La Revolución que empezó precisamente por eliminar el ahora tan famoso «distanciamiento social» de blancos y negros en los parques, y por pintar de colores diversos las aulas de escuelas, universidades, las parejas y otros espacios sociales, comprende cabalmente que los grados de justicia alcanzados no bastan para tocar la cima de la plenitud y la igualdad humanas.

Se imponía transformar la perspectiva fundamentalmente cultural con la que se abordaron esas desigualdades persistentes en Cuba y avanzar hacia un enfoque integral e integrador, de mayores alcances geográficos, políticos, económicos, institucionales y sociales.
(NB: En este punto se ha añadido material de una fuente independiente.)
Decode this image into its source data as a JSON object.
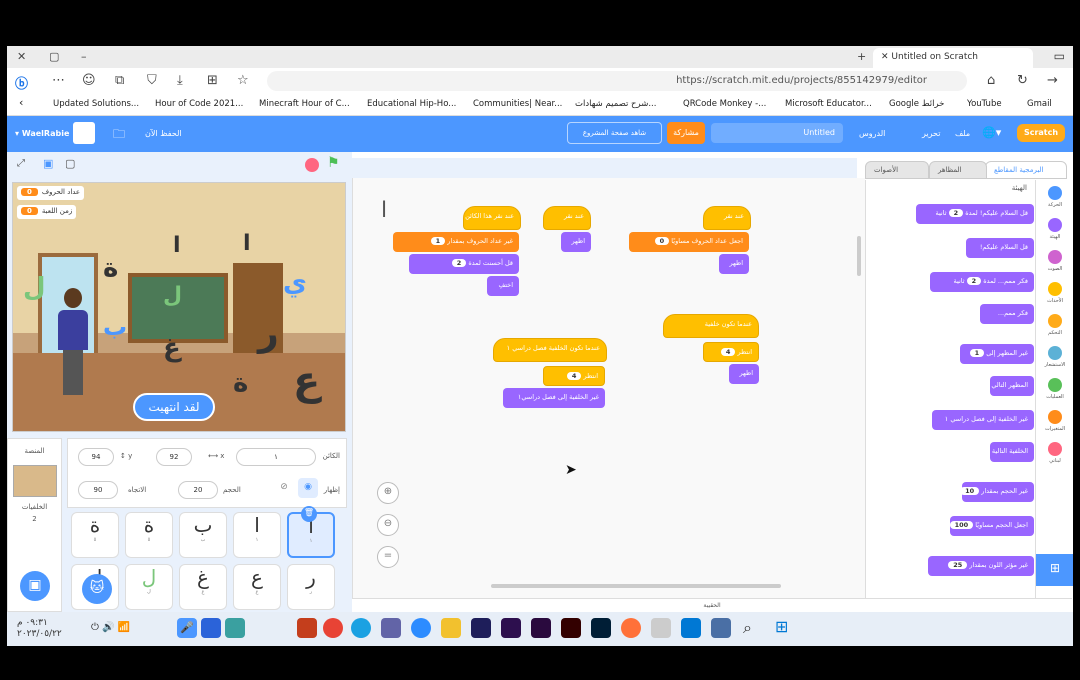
{
  "browser": {
    "tab_title": "Untitled on Scratch",
    "url": "https://scratch.mit.edu/projects/855142979/editor",
    "bookmarks": [
      "Updated Solutions...",
      "Hour of Code 2021...",
      "Minecraft Hour of C...",
      "Educational Hip-Ho...",
      "Communities| Near...",
      "شرح تصميم شهادات...",
      "QRCode Monkey -...",
      "Microsoft Educator...",
      "Google خرائط",
      "YouTube",
      "Gmail"
    ]
  },
  "menu": {
    "user": "WaelRabie",
    "save_now": "الحفظ الآن",
    "see_project": "شاهد صفحة المشروع",
    "share": "مشاركة",
    "title": "Untitled",
    "tutorials": "الدروس",
    "edit": "تحرير",
    "file": "ملف",
    "logo": "Scratch"
  },
  "stage": {
    "monitor1_label": "عداد الحروف",
    "monitor1_value": "0",
    "monitor2_label": "زمن اللعبة",
    "monitor2_value": "0",
    "finished_text": "لقد انتهيت",
    "letters": [
      "ا",
      "ا",
      "ة",
      "ل",
      "ل",
      "ب",
      "غ",
      "ر",
      "ة",
      "ع",
      "ي"
    ]
  },
  "sprite_info": {
    "sprite_label": "الكائن",
    "sprite_name": "١",
    "x_label": "x",
    "x_value": "92",
    "y_label": "y",
    "y_value": "94",
    "show_label": "إظهار",
    "size_label": "الحجم",
    "size_value": "20",
    "direction_label": "الاتجاه",
    "direction_value": "90",
    "stage_label": "المنصة",
    "backdrops_label": "الخلفيات",
    "backdrops_count": "2"
  },
  "sprites": [
    {
      "glyph": "ا",
      "name": "١",
      "selected": true
    },
    {
      "glyph": "ا",
      "name": "١",
      "selected": false
    },
    {
      "glyph": "ب",
      "name": "ب",
      "selected": false
    },
    {
      "glyph": "ة",
      "name": "٥",
      "selected": false
    },
    {
      "glyph": "ة",
      "name": "٥",
      "selected": false
    },
    {
      "glyph": "ر",
      "name": "ر",
      "selected": false
    },
    {
      "glyph": "ع",
      "name": "ع",
      "selected": false
    },
    {
      "glyph": "غ",
      "name": "غ",
      "selected": false
    },
    {
      "glyph": "ل",
      "name": "ل",
      "selected": false
    },
    {
      "glyph": "ل",
      "name": "ل",
      "selected": false
    }
  ],
  "editor_tabs": {
    "code": "البرمجية المقاطع",
    "costumes": "المظاهر",
    "sounds": "الأصوات"
  },
  "palette": {
    "section": "الهيئة",
    "blocks": [
      {
        "text": "قل السلام عليكم! لمدة",
        "value": "2",
        "suffix": "ثانية"
      },
      {
        "text": "قل السلام عليكم!",
        "value": "",
        "suffix": ""
      },
      {
        "text": "فكر ممم... لمدة",
        "value": "2",
        "suffix": "ثانية"
      },
      {
        "text": "فكر ممم...",
        "value": "",
        "suffix": ""
      },
      {
        "text": "غير المظهر إلى",
        "value": "1",
        "suffix": ""
      },
      {
        "text": "المظهر التالي",
        "value": "",
        "suffix": ""
      },
      {
        "text": "غير الخلفية إلى فصل دراسي ١",
        "value": "",
        "suffix": ""
      },
      {
        "text": "الخلفية التالية",
        "value": "",
        "suffix": ""
      },
      {
        "text": "غير الحجم بمقدار",
        "value": "10",
        "suffix": ""
      },
      {
        "text": "اجعل الحجم مساويًا",
        "value": "100",
        "suffix": "%"
      },
      {
        "text": "غير مؤثر اللون بمقدار",
        "value": "25",
        "suffix": ""
      }
    ]
  },
  "categories": [
    "الحركة",
    "الهيئة",
    "الصوت",
    "الأحداث",
    "التحكم",
    "الاستشعار",
    "العمليات",
    "المتغيرات",
    "لبناتي"
  ],
  "code_blocks": {
    "s1_hat": "عند نقر هذا الكائن",
    "s1_b1": "غير عداد الحروف بمقدار",
    "s1_b1_val": "1",
    "s1_b2": "قل أحسنت لمدة",
    "s1_b2_val": "2",
    "s1_b3": "اختفِ",
    "s2_hat": "عند نقر",
    "s2_b1": "اظهر",
    "s3_hat": "عند نقر",
    "s3_b1": "اجعل عداد الحروف مساويًا",
    "s3_b1_val": "0",
    "s3_b2": "اظهر",
    "s4_hat": "عندما تكون الخلفية فصل دراسي ١",
    "s4_b1": "انتظر",
    "s4_b1_val": "4",
    "s4_b2": "غير الخلفية إلى فصل دراسي١",
    "s5_hat": "عندما تكون خلفية",
    "s5_b1": "انتظر",
    "s5_b1_val": "4",
    "s5_b2": "اظهر"
  },
  "backpack": "الحقيبة",
  "taskbar": {
    "time": "٠٩:٣١ م",
    "date": "٢٠٢٣/٠٥/٢٢"
  },
  "colors": {
    "scratch_blue": "#4c97ff",
    "events_yellow": "#ffbf00",
    "variables_orange": "#ff8c1a",
    "looks_purple": "#9966ff"
  }
}
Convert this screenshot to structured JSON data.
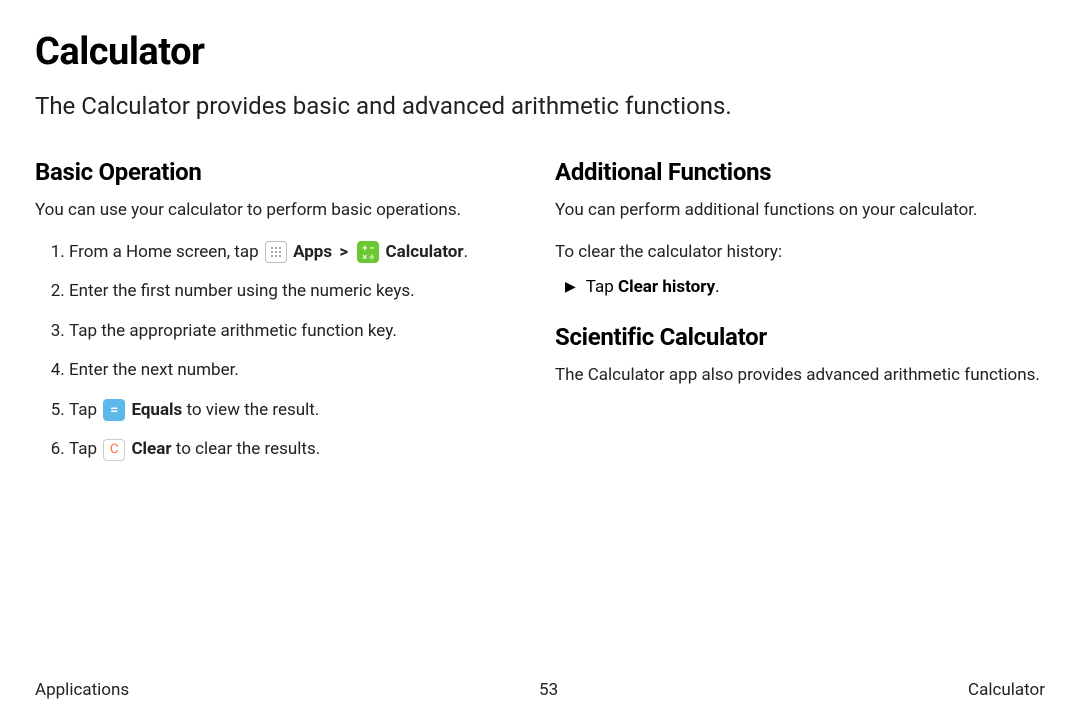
{
  "title": "Calculator",
  "intro": "The Calculator provides basic and advanced arithmetic functions.",
  "left": {
    "heading": "Basic Operation",
    "desc": "You can use your calculator to perform basic operations.",
    "step1_pre": "From a Home screen, tap",
    "apps_label": "Apps",
    "breadcrumb_sep": ">",
    "calculator_label": "Calculator",
    "step1_post": ".",
    "step2": "Enter the first number using the numeric keys.",
    "step3": "Tap the appropriate arithmetic function key.",
    "step4": "Enter the next number.",
    "step5_pre": "Tap",
    "equals_label": "Equals",
    "step5_post": " to view the result.",
    "step6_pre": "Tap",
    "clear_symbol": "C",
    "clear_label": "Clear",
    "step6_post": " to clear the results."
  },
  "right": {
    "heading1": "Additional Functions",
    "desc1": "You can perform additional functions on your calculator.",
    "clear_hist_intro": "To clear the calculator history:",
    "arrow": "▶",
    "clear_hist_action_pre": "Tap ",
    "clear_hist_bold": "Clear history",
    "clear_hist_action_post": ".",
    "heading2": "Scientific Calculator",
    "desc2": "The Calculator app also provides advanced arithmetic functions."
  },
  "footer": {
    "left": "Applications",
    "center": "53",
    "right": "Calculator"
  }
}
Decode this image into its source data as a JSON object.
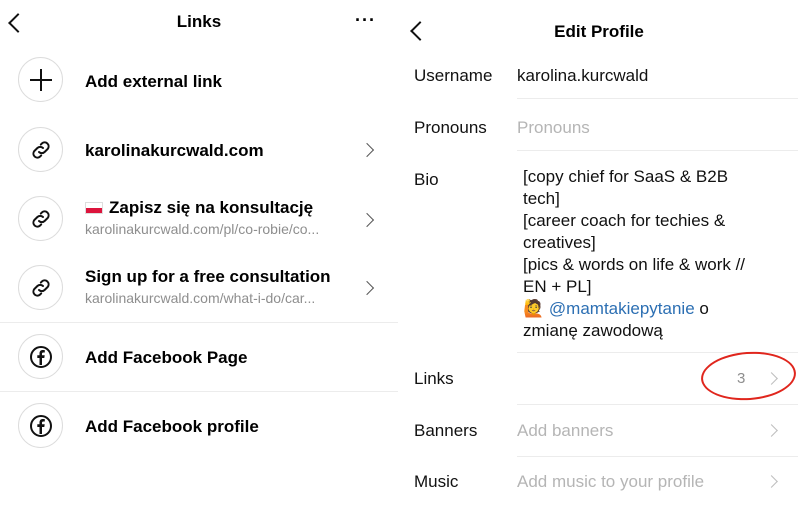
{
  "left": {
    "title": "Links",
    "more_label": "···",
    "items": [
      {
        "title": "Add external link",
        "icon": "plus-icon"
      },
      {
        "title": "karolinakurcwald.com",
        "icon": "link-icon"
      },
      {
        "title": "Zapisz się na konsultację",
        "subtitle": "karolinakurcwald.com/pl/co-robie/co...",
        "icon": "link-icon"
      },
      {
        "title": "Sign up for a free consultation",
        "subtitle": "karolinakurcwald.com/what-i-do/car...",
        "icon": "link-icon"
      },
      {
        "title": "Add Facebook Page",
        "icon": "facebook-icon"
      },
      {
        "title": "Add Facebook profile",
        "icon": "facebook-icon"
      }
    ]
  },
  "right": {
    "title": "Edit Profile",
    "fields": {
      "username": {
        "label": "Username",
        "value": "karolina.kurcwald"
      },
      "pronouns": {
        "label": "Pronouns",
        "placeholder": "Pronouns"
      },
      "bio": {
        "label": "Bio",
        "lines": [
          "[copy chief for SaaS & B2B",
          "tech]",
          "[career coach for techies &",
          "creatives]",
          "[pics & words on life & work //",
          "EN + PL]"
        ],
        "emoji": "🙋",
        "mention": "@mamtakiepytanie",
        "mention_suffix": " o",
        "last_line": "zmianę zawodową"
      },
      "links": {
        "label": "Links",
        "count": "3"
      },
      "banners": {
        "label": "Banners",
        "placeholder": "Add banners"
      },
      "music": {
        "label": "Music",
        "placeholder": "Add music to your profile"
      }
    }
  },
  "colors": {
    "accent_mention": "#2c6fb3",
    "annotation_red": "#e0261d",
    "placeholder_gray": "#b5b5b5"
  }
}
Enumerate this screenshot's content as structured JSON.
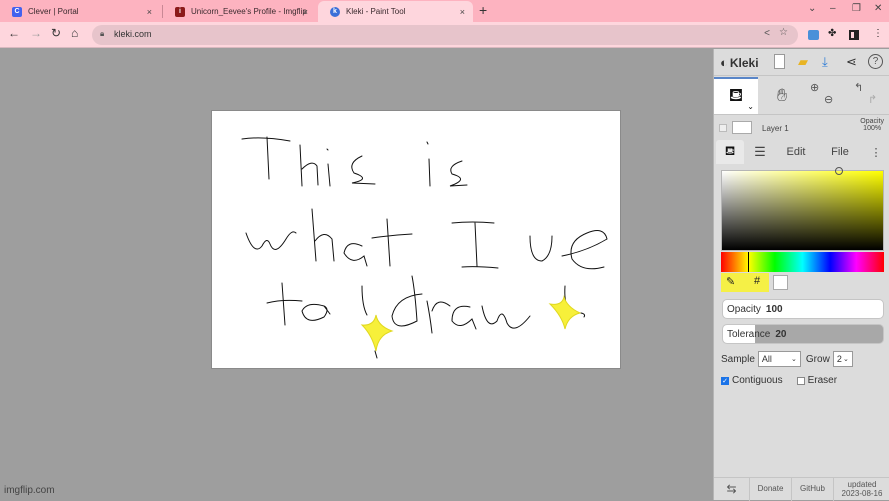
{
  "browser": {
    "tabs": [
      {
        "title": "Clever | Portal",
        "favicon": "clever-icon",
        "active": false
      },
      {
        "title": "Unicorn_Eevee's Profile - Imgflip",
        "favicon": "imgflip-icon",
        "active": false
      },
      {
        "title": "Kleki - Paint Tool",
        "favicon": "kleki-icon",
        "active": true
      }
    ],
    "new_tab": "+",
    "close_glyph": "×",
    "url": "kleki.com",
    "window_controls": {
      "dropdown": "⌄",
      "minimize": "–",
      "restore": "❐",
      "close": "✕"
    }
  },
  "app": {
    "logo": "Kleki",
    "layer": {
      "name": "Layer 1",
      "opacity_label": "Opacity",
      "opacity_value": "100%"
    },
    "panel_tabs": [
      "Edit",
      "File"
    ],
    "color": {
      "current_hex": "#ffff00",
      "secondary_hex": "#ffffff",
      "hex_label": "#"
    },
    "opacity": {
      "label": "Opacity",
      "value": "100",
      "fraction": 1.0
    },
    "tolerance": {
      "label": "Tolerance",
      "value": "20",
      "fraction": 0.2
    },
    "sample": {
      "label": "Sample",
      "value": "All"
    },
    "grow": {
      "label": "Grow",
      "value": "2"
    },
    "contiguous": {
      "label": "Contiguous",
      "checked": true
    },
    "eraser": {
      "label": "Eraser",
      "checked": false
    },
    "footer": {
      "donate": "Donate",
      "github": "GitHub",
      "updated_label": "updated",
      "updated_date": "2023-08-16"
    }
  },
  "canvas": {
    "handwritten_text": [
      "This is",
      "what I use",
      "to draw"
    ],
    "sparkle_color": "#f7f03a"
  },
  "watermark": "imgflip.com"
}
Este paso fue antecedido por esfuerzos para abrir espacio a la presencia de personas de la raza negra en cargos de dirección y diferentes espacios públicos, incluyendo los medios de comunicación, liderados por el entonces jefe de Estado y de Gobierno, General de Ejército Raúl Castro Ruz.

El nuevo programa gubernamental asume el abanico de iniciativas nacidas del calentamiento del debate sobre la racialidad y la justicia en Cuba, que en algunos casos enseñaban sus garfios oportunistas y apostaban a la manipulación y la subversión política.

Precisamente ante un auditorio negro, en la iglesia norteamericana de Riverside, y en el año 2000, Fidel reconocía que todavía nuestro país distaba mucho de resolver el dilema discriminatorio y admitía que la igualdad ante la ley no siempre significaba igualdad de oportunidades: «Tiempo tardamos en descubrir… —admitió— que la marginalidad, y con ella la discriminación racial, de hecho es algo que no se suprime con una ley ni con diez leyes…».

Esa autocrítica, en fecha tan adelantada, sirve de basamento al nuevo programa que, como destacó en su presentación el Presidente de la República, Miguel Díaz-Canel Bermúdez, debe revisar todos los ámbitos en que pueda manifestarse la discriminación, desde el acceso a las universidades, los cargos públicos, las condiciones de vida, la marginación, los ingresos y otras desventajas sociales.

En Cuba las «manifestaciones» de lucha antirracista ya se habían precipitado y no requirieron de agitadores, desafectos inescrupulosos o infiltrados en ninguna parte para descubrir que se le estaba fallando a la justicia prometida.

Es bueno saberlo desde ya. No vaya a ser que un día se desplome la bolsa de valores de Nueva York y la culpa, la maldita culpa, la paguen los precios subterráneos del mamífero nacional.